A large “reference panel” of full genetic data allows researchers to more accurately infer information from cheaper-to-obtain partial genomes.

Nadia El-Awady

An international consortium of researchers has gathered whole-genome sequence data from 20 studies to develop a “reference panel” that allows researchers to accurately infer genetic information from partial genome data1.

“Genotype imputation is a method that allows us to combine partial information about a person’s genome, which can be much cheaper to obtain, with full genome sequences from other people to make a very good guess about the missing sequence in that person’s genome,” explains geneticist Richard Durbin from the UK’s Wellcome Trust Sanger Institute. 

The larger the reference panel, the more accurately researchers can infer information from partial genomes about genetic mutations of research interest, says Durbin.

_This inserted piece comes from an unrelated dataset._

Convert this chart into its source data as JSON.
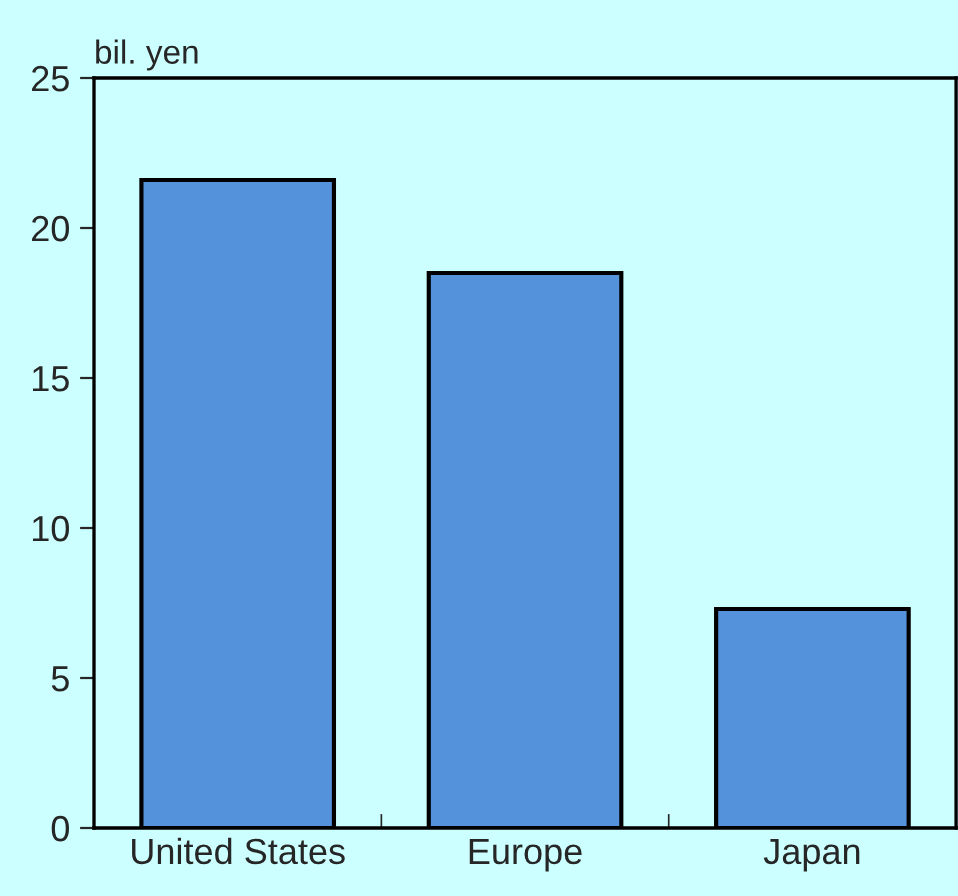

The consortium collected full genome data from 32,488 individuals and then applied statistical methods to infer their haplotypes — the set of genes inherited from each parent. They then compiled a reference panel composed of these haplotypes.

The current reference panel includes genomic data from people of predominantly European ancestry, but the team is building a second release that will include genetic data from all over the world to provide a more global resource, says Durbin, making it more accurate.

Researchers have already been using the new haplotype panel over the past year to impute the genome sequences of over two million individuals to investigate genetic factors involved in a wide range of diseases, including heart disease, diabetes and psychiatric disease.

The reference panel is available on Internet servers based at the Wellcome Trust Sanger Institute in the UK and the University of Michigan in the US.